10 May 2012

Great Weather, Gardening, and a new (old) book!

The weather has been great the past few days and it looks to continue for a few more.  Temps have been in the 70-degree range in the afternoon and in the upper 40's at night!!  Fabulous for Southern Indiana.  We'll be begging for days like this come July and August!  But for now, we'll sleep with the windows open and enjoy the weather we're blessed with.

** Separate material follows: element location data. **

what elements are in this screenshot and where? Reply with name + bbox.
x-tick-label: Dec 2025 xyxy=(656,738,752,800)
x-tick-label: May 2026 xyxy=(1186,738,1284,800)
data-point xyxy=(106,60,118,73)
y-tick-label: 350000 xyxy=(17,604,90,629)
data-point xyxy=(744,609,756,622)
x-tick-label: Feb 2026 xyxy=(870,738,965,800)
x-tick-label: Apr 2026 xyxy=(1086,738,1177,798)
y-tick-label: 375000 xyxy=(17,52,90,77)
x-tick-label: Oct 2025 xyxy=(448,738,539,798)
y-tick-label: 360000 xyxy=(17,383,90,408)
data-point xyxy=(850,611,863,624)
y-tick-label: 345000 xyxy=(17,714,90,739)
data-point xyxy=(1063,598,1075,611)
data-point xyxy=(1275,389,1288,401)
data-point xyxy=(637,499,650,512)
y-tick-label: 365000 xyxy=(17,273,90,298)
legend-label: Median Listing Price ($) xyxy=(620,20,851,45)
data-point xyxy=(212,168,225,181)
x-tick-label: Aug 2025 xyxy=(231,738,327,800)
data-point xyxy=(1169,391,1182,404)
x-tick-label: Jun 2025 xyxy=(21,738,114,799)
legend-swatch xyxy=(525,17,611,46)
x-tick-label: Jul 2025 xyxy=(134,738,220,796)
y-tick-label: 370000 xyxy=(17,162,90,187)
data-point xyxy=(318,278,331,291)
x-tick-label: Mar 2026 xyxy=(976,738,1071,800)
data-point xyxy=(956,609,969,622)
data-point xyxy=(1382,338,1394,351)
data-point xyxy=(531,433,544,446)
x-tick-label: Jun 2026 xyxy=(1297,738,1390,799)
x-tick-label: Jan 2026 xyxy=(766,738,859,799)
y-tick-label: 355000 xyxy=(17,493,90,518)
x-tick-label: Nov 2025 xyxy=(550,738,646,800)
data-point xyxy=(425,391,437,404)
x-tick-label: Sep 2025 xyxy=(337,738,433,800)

 The past couple of evenings were spent on scrounging expeditions.  You know, good bean poles aren't that easy to find any more.  I prefer sassafras, about an inch to inch and a quarter in diameter at the base.  When found in a fencerow, they are usually tall and as straight---well, as a beanpole!  We found enough of the saplings and once home, I sharpened the base end of each one.  I stuck the beans, four hills at a time, one pole to a hill.  Then I gathered the four poles just above head high and tied them securely together in tipi fashion.  Then on to the next four.  Somewhere in the early plantings, I lost track of a couple of hills of beans that didn't come up and replaced them with tomato plants, so I have fourteen hills of Kentucky Blue pole beans.  Once the poles were all in place, I laid tomato cages on their sides around the perimeter of the plantings to keep the neighborhood cottontail rabbits from nipping the young plants.  Once the plants get going a bit and climbing up the poles, they don't usually bother the older leaves near the base.

I am also adding a shot of our compost bin.  It is another of those do-it-yourself projects that I like.  It is simply made from old, used concrete blocks that are loose stacked.  I stacked them on their sides to allow for more air movement.  Note too, that the holes in the blocks at the front of the bin allow me to place some short poles to help contain the contents of the bin.  All of our vegetable scraps go in the pile as well as old straw, and other trimmings.


Finally, in today's post is a photo of an old book I recently located.  It is titled "Early American History--1492-1789--Political, Social, and Economic"  It was published way back in 1938 and was written by one of my great uncles, Jennings Bryan Sanders.  I never really knew 'Uncle Jennings', as my dad called him, but our family was very proud of him and held him in high regard.  He earned a Ph.D. and was, at one time, president of a college in Tennessee.  I guess you could say he was the scholar in our family.  He wrote several books including a couple about the Continental Congress.  Apparently, I came by my interest in Revolutionary War History naturally.